Failure analysis of reinforced concrete frames by beam finite element that combines damage, plasticity and embedded discontinuity

• We design beam finite element for failure analysis of reinforced concrete frames
• We combine damage with plasticity for constitutive modeling of reinforced concrete
• We controll softening mesh dependency by the layer-wise application of the embedded discontinuity concept.
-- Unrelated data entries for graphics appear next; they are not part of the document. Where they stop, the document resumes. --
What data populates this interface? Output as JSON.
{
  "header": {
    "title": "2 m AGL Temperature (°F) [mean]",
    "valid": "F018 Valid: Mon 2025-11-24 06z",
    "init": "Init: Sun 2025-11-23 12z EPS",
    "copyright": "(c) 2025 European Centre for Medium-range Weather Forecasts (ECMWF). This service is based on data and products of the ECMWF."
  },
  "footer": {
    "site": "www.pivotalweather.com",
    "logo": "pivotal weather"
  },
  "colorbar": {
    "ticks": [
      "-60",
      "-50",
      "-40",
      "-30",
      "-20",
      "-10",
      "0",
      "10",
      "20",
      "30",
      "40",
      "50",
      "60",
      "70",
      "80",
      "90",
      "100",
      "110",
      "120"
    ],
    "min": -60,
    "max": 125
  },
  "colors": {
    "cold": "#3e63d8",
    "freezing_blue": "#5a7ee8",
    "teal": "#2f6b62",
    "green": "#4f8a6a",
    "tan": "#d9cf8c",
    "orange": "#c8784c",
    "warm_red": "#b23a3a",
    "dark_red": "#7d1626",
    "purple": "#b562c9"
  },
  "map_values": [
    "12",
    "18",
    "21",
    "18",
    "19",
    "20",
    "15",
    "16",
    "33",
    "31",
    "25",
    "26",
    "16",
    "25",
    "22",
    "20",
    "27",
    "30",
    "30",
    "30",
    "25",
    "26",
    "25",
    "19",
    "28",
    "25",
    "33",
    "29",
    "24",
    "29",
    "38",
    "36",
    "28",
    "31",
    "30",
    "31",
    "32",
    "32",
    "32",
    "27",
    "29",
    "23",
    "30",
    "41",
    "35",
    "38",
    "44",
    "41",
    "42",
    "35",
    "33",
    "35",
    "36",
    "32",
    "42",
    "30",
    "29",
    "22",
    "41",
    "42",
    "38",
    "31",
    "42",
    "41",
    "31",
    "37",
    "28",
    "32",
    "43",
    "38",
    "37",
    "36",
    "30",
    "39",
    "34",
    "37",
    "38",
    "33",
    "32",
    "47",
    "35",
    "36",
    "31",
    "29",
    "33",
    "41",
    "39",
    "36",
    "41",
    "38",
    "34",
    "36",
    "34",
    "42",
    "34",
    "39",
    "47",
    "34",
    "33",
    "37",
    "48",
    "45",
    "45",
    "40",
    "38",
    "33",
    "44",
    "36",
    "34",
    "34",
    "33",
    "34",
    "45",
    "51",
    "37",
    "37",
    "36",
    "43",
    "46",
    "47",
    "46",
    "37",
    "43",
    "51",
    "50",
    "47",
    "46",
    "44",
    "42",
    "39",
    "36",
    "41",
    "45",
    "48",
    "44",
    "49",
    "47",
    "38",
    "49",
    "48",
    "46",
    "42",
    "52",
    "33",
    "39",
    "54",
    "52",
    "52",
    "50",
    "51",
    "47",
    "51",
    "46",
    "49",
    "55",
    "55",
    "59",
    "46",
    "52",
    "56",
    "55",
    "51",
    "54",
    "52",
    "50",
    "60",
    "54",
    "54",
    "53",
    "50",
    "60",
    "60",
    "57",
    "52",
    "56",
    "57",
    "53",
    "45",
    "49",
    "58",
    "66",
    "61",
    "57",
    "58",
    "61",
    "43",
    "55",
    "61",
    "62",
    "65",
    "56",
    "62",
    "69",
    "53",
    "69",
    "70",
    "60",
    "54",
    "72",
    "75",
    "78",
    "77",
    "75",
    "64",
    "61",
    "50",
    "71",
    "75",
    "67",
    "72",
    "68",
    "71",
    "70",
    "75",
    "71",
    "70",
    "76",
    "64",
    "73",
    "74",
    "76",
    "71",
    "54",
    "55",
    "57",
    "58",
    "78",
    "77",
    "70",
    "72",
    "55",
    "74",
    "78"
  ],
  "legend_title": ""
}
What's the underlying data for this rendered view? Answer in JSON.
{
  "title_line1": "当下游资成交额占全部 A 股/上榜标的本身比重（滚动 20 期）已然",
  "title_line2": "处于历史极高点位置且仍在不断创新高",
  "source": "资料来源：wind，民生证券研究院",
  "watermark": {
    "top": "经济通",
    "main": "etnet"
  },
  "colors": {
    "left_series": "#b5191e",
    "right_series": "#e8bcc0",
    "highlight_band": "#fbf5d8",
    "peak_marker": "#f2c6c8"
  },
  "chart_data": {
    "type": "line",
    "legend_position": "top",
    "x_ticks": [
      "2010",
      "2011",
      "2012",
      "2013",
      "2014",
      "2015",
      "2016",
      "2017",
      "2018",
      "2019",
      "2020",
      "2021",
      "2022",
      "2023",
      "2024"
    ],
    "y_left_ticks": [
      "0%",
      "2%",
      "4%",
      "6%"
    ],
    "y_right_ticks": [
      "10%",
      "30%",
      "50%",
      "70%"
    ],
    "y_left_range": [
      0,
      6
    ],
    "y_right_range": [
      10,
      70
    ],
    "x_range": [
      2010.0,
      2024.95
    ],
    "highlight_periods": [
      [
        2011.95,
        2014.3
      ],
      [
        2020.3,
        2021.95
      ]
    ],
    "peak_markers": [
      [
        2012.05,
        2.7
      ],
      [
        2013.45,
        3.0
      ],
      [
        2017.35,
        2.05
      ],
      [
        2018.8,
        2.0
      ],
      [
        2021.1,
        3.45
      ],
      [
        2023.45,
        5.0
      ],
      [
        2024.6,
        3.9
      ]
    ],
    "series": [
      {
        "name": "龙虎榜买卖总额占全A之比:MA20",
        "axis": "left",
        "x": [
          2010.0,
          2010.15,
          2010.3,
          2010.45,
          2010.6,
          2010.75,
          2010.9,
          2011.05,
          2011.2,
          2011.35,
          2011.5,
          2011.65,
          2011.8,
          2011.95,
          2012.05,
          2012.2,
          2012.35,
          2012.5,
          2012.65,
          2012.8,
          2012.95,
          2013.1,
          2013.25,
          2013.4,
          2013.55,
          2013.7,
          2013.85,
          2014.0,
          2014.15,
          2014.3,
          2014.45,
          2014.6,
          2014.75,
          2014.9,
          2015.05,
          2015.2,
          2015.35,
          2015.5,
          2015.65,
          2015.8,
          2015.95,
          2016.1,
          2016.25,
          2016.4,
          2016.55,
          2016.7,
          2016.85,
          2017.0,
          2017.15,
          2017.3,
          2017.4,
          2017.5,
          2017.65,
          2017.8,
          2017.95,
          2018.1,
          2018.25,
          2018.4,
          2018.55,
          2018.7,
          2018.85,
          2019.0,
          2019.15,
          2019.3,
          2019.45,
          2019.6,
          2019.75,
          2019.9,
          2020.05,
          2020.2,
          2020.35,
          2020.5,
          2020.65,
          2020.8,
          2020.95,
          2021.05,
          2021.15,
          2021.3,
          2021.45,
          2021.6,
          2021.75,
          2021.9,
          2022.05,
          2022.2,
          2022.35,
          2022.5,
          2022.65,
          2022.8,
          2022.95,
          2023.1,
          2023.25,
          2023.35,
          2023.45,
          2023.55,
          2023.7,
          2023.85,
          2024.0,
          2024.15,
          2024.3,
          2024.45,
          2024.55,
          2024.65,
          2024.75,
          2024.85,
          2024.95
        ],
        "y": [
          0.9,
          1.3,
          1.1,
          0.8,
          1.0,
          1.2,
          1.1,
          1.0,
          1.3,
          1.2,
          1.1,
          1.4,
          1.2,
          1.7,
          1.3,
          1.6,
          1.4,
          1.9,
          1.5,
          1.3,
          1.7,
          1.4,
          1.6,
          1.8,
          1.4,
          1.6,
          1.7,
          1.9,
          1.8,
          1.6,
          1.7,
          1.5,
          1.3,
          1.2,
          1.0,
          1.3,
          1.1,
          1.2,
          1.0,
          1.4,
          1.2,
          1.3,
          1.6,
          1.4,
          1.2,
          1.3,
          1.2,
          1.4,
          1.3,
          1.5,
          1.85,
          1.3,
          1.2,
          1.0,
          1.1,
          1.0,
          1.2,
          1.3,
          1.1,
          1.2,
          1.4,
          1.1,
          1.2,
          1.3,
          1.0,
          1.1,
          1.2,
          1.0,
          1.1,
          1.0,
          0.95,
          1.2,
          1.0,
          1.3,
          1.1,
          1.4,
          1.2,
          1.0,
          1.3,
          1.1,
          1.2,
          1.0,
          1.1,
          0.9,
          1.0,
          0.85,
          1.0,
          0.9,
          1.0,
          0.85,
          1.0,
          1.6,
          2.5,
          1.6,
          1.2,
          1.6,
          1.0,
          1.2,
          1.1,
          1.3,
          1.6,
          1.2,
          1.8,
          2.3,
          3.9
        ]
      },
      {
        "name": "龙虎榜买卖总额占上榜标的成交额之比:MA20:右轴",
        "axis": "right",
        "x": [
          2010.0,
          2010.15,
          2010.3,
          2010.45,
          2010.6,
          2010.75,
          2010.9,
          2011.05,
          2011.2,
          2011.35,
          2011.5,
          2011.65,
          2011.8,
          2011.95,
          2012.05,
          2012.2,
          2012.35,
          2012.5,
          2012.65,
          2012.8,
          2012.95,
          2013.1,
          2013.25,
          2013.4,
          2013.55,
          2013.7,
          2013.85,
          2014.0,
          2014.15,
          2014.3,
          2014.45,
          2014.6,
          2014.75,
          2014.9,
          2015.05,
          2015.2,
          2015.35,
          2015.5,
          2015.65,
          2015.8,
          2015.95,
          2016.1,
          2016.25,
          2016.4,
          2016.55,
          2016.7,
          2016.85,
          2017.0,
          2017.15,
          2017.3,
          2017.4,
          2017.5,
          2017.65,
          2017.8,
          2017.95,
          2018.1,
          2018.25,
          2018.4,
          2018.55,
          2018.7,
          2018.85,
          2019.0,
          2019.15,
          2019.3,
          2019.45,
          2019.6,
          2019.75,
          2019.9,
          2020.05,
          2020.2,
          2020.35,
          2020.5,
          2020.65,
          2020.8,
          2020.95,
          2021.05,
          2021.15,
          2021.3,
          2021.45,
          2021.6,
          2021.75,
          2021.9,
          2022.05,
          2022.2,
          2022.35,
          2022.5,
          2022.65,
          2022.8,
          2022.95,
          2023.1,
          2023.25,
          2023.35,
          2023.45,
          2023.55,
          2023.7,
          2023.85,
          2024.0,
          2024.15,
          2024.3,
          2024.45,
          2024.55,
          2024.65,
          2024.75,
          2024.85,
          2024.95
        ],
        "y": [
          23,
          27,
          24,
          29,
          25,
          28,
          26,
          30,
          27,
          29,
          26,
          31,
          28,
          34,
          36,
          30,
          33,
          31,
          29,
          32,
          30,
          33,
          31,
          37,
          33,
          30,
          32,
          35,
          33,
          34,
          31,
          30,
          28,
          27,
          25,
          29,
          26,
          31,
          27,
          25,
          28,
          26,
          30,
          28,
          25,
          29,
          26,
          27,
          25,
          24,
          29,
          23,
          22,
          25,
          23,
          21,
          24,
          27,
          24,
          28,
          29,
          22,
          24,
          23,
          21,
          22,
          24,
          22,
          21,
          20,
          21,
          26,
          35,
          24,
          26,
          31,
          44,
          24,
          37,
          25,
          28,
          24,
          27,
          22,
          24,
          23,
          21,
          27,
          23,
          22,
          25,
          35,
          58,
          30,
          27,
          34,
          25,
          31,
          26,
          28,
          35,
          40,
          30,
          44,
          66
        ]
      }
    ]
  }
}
We present a multi-layer beam finite element formulation for failure analysis of planar reinforced concrete beams and frames, which is based on the Timoshenko beam model. Material behavior of the concrete and the steel layer is described by an elasto-damage and an elasto-plastic material model, respectively. In order to be able to describe the fracture energy, a layer-wise application of the embedded discontinuity concept is adopted. In particular, a jump in the layer-axial-displacement is embedded into the standard beam kinematics when the layer stress state fulfills the material failure criterion and the layer functions in the softening phase. This allows applying a softening-damage and a softening-plasticity traction-separation cohesive law in concrete and steel layers, respectively. The computer code implementation is described in detail. A set of numerical examples is presented in order to illustrate an ability of the formulation to model and compute failure response of reinforced concrete beams and frames under monotonic static loading. Finally, the formulation is critically assessed.